My assumption is that it’s around “will we invest in the right thing? how will we know? what if these expensive resources just fool around and spend millions of dollars on something that doesn’t really make a difference?”
This is where outcomes come in. If we fund USER PROBLEMS TO BE ADDRESSED, not STUFF TO BUILD, and we measure improvement against the stated problems, isn’t that.. success?
This is why I love those “minimize” job statements. Because you know the direction of improvement, AND you have an ideal state. Ideal is “zero”.
Any movement towards zero is an improvement, and at any time, the organization can say “great, this is enough for now, let’s go work on improving something else”.

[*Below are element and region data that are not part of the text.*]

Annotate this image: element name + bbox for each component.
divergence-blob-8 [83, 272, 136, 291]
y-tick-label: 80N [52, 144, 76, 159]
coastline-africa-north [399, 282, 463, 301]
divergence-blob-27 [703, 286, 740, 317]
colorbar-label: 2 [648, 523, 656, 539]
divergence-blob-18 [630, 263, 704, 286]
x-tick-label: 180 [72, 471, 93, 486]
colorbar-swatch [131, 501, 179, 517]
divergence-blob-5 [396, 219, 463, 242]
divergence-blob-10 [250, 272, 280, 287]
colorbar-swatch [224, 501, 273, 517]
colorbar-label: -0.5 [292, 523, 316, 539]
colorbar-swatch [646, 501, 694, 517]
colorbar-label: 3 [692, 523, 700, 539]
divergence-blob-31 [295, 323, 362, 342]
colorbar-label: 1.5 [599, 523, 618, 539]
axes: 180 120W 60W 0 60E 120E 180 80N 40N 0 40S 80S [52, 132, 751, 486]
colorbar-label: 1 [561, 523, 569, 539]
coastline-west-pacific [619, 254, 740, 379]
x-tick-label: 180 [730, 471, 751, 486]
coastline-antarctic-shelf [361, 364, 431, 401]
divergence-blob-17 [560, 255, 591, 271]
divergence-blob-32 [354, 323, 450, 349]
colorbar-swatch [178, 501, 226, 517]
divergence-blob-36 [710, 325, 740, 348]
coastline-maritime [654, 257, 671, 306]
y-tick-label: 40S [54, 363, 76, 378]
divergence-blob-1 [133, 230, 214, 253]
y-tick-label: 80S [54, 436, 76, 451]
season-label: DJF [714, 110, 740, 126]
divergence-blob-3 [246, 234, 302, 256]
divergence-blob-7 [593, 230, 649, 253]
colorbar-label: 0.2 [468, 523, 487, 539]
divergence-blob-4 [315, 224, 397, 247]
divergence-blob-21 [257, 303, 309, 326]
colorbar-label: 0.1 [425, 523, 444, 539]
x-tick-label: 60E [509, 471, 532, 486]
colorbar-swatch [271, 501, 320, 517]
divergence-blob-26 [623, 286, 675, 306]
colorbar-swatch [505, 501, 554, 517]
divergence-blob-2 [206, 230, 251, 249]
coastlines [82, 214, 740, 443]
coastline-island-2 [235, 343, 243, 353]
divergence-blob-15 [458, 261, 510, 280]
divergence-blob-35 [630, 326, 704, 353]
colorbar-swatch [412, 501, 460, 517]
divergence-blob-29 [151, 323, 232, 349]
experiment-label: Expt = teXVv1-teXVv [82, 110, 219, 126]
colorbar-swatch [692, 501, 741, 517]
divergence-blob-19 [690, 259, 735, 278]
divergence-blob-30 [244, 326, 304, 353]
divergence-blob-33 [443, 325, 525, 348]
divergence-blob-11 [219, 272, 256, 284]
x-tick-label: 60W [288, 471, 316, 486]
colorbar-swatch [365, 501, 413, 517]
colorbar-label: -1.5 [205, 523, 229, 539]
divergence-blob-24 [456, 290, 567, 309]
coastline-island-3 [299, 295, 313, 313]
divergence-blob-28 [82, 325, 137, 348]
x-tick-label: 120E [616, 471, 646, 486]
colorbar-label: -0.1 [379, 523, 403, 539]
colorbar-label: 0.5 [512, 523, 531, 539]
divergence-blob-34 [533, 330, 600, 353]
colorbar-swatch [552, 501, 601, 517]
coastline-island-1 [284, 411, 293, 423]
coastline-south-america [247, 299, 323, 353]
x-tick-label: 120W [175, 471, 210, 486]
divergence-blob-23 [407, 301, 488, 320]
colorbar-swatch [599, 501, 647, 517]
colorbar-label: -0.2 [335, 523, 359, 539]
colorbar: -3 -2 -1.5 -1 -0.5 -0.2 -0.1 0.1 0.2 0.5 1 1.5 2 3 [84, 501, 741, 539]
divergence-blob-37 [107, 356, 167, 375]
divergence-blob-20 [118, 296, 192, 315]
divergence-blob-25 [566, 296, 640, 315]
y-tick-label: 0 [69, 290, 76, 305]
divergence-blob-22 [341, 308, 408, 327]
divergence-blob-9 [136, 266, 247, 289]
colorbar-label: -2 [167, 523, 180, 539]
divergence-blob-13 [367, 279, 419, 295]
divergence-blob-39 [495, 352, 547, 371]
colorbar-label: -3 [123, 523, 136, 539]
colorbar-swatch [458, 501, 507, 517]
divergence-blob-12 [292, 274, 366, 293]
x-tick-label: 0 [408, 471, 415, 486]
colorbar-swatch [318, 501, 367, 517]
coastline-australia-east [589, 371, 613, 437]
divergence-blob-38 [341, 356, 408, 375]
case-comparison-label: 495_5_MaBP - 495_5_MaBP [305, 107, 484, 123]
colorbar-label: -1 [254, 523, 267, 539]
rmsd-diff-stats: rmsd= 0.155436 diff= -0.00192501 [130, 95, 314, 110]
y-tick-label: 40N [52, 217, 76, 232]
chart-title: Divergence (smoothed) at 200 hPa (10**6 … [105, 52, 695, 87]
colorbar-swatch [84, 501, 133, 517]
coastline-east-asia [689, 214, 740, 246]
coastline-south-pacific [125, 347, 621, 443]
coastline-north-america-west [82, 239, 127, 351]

This is how we shift to agile service delivery. You have a hypothesis on how to move towards zero. Go try to prove it. Maybe sometimes you’re right, and sometimes you’re not. Interest-holders have the option to redirect to more pressing initiatives. Iteration like this means more often check-ins, more opportunities to course-correct.
I know it can be scary not to have the certainty of X years of funding for a capital project. And perhaps this is where my private sector/MBA bias comes in. Maybe having a little bit of urgency around releasing value to users is good. When I was an intrapreneur and needed to keep making pitches back to my execs about whether I’d found market fit and had good retention of users, I never took for granted that I had the luxury of time to figure things out. If I was successful, the project was (likely) going to keep being funded. But if I wasn’t demonstrating value, then it made sense for my organization to invest in something else.
They didn’t owe me anything.
Yet you could argue they owed their customers ongoing improvements. If my product wasn’t hitting the mark, my efforts should be applied somewhere else.
So you see, being user centric can actually mean an organization choosing not to invest in something. There is not enough time and money to do everything. Organizations need to make choices to optimize with their limited resources.
It is our job as service designers to make it easy for our interest holders to support what we believe is best.
And.. I’m spent. For now. apologies for the rambling. Many thoughts.. not sure which strings to pull on yet.